On a demandé à Marie-Christelle d'expérimenter pour nous une nouvelle MDMA. Et de chroniquer sur le dernier film de Jon Hurwitz et Hayden Schlossberg, American Pie 4. Le problème, c'est qu'elle a fait les deux en même temps...
Sous le potache, les lettres... American Pie 4 est truffé de références aux grands poètes des temps modernes.
Hugo, Verlaine et Stiffler
American
Pie 4, de Jon Hurwitz, Hayden Schlossberg
2012.
Avec Jason Biggs, Alyson Hannigan
Américain,
114 minutes
Ados
du monde entier, fuyez ! Les héros ont grandi, le public visé
avec... Place à la littérature !
Cinéphiles
de la dernière averse, passez votre chemin ! Cartésiens,
rationnels, du balai, ce film n'est pas pour vous.
La
voilà, la surprise de 2012 : American Pie 4 s'adresse aux poètes.
Symbole : la conclusion de cette saga délurée vise les spectateurs
avertis. Les intellos. Les littéraires. Les érudits.
Quelle surprise de voir Hurwitz et Schlossberg tenter ce pari-là ! Eux qui ont tant pâti des critiques (acides, sévères parfois, comme les nôtres) de leurs précédentes productions nous adressent le pied-de-nez ultime : oser nous amener sur le dangereux terrain des références littéraires. Car c'est bien de poésie dont il s'agit : American Pie 4 est pétri de littérature, truffé d'hommages subtils à l'oeuvre des grands auteurs français des XVIIIe et XIXe siècles...
Voltaire, ce coquin
A
tout seigneur, tout honneur. Le film ouvre sur une séquence qui
annonce le ton : La parade grand-guignolesque de Stiffler permet
d'attirer une amante potentielle dans sa chambre pour ce qu'il
convient d'appeler, au choix, une étreinte émue ou une intense
partie de baise... Vulgarité, me direz-vous ? Voltaire ! vous
répondrai-je ! Vu et revu ? Non ! Hommage à l'oeuvre de ce
fantastique libérateur de pensée et philosophe du plaisir. L'oeuvre
en question s'intitule « Polissonnerie », et pas besoin de longue
étude pour repérer l'inspiration qu'en ont tiré les auteurs : «
Je cherche un petit bois touffu, / Que vous portez, Aminthe, / Qui
couvre, s’il n’est pas tondu / Un gentil labyrinthe. / Tous les
mois, on voit quelques fleurs / Colorer le rivage ; / Laissez-moi
verser quelques pleurs / Dans ce joli bocage. »
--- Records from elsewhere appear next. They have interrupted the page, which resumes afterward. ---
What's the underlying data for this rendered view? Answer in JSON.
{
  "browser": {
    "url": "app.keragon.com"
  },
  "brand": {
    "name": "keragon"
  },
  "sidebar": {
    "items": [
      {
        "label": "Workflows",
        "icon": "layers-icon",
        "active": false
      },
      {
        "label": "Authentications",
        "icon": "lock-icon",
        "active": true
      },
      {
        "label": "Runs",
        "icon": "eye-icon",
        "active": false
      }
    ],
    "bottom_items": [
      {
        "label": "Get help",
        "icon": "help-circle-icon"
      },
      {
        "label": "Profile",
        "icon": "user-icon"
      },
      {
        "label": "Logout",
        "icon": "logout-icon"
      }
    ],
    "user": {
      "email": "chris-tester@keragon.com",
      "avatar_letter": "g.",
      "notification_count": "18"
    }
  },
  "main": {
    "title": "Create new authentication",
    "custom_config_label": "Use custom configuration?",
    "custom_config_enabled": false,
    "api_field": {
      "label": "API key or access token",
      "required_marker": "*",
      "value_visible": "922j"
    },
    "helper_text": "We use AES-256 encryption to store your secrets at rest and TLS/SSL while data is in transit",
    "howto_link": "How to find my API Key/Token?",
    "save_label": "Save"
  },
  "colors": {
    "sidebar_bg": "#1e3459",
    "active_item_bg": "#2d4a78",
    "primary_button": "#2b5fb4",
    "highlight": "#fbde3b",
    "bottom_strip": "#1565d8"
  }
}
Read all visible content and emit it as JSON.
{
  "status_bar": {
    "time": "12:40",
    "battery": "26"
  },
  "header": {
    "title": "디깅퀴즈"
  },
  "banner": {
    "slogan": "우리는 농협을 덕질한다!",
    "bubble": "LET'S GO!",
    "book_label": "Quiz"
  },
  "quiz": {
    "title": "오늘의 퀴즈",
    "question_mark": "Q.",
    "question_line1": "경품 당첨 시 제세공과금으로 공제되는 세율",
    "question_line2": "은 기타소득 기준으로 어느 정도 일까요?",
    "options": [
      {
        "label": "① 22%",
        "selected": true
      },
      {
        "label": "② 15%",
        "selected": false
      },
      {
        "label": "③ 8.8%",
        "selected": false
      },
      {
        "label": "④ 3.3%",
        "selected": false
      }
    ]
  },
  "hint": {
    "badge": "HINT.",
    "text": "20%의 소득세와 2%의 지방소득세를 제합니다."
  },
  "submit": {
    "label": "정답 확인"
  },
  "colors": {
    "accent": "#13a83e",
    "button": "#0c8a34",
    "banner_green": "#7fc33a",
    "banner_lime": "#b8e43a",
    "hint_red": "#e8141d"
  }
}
Alors oui, la rhétorique employée dans le film n'est pas celle, fine, subtile et scandaleuse, qu'a pu tenir la Lumière en 1730, mais les indices hurlent... Stiffler : « Je vais foncer droit dans ta culotte, et si t'as pas tes règles, on se lance dans les polissonneries ! » Outre l'utilisation du titre du poème qui défraya la chronique, le parallèle des deux tirades pourrait surprendre... s'il n'était pas le premier d'une longue série...
Familiarité, immoralité, jubilation
Exemples
marquants, Monte sur moi de Verlaine (Lait suprême, divin phosphore
/ Sentant bon la fleur d’amandier, / Où vient l’âpre soif
mendier, / La soif de toi qui me dévore), métaphorisé ici par une
séquence subtile, où Vicky confond un verre de lait d'amande avec
la semence de son grand père sénile, pourtant ravi de la
plaisanterie.
Les
enfants d'Hugo dans Melancholia, dont «pas un seul ne rit», sont
retrouvés lors du splendide final du film où, dans un mauvais goût
assumé par les auteurs, la progéniture de nos héros (anti-héros
?) est priée d'apporter les sextoys à leurs aïeux pendant qu'ils
partousent ! «Ô servitude infâme imposée à l'enfant ! ...»
Et la série continuera, n'altérant en rien le plaisant rythme de la réalisation. Le coup de maître du film est de parvenir, sous une telle familiarité langagière, et sous une pareille immoralité des mœurs présentées, à glisser un nombre vertigineux de références littéraires. Le spectateur prendra un cours. American Pie 4 est un chef-d'oeuvre de complexité.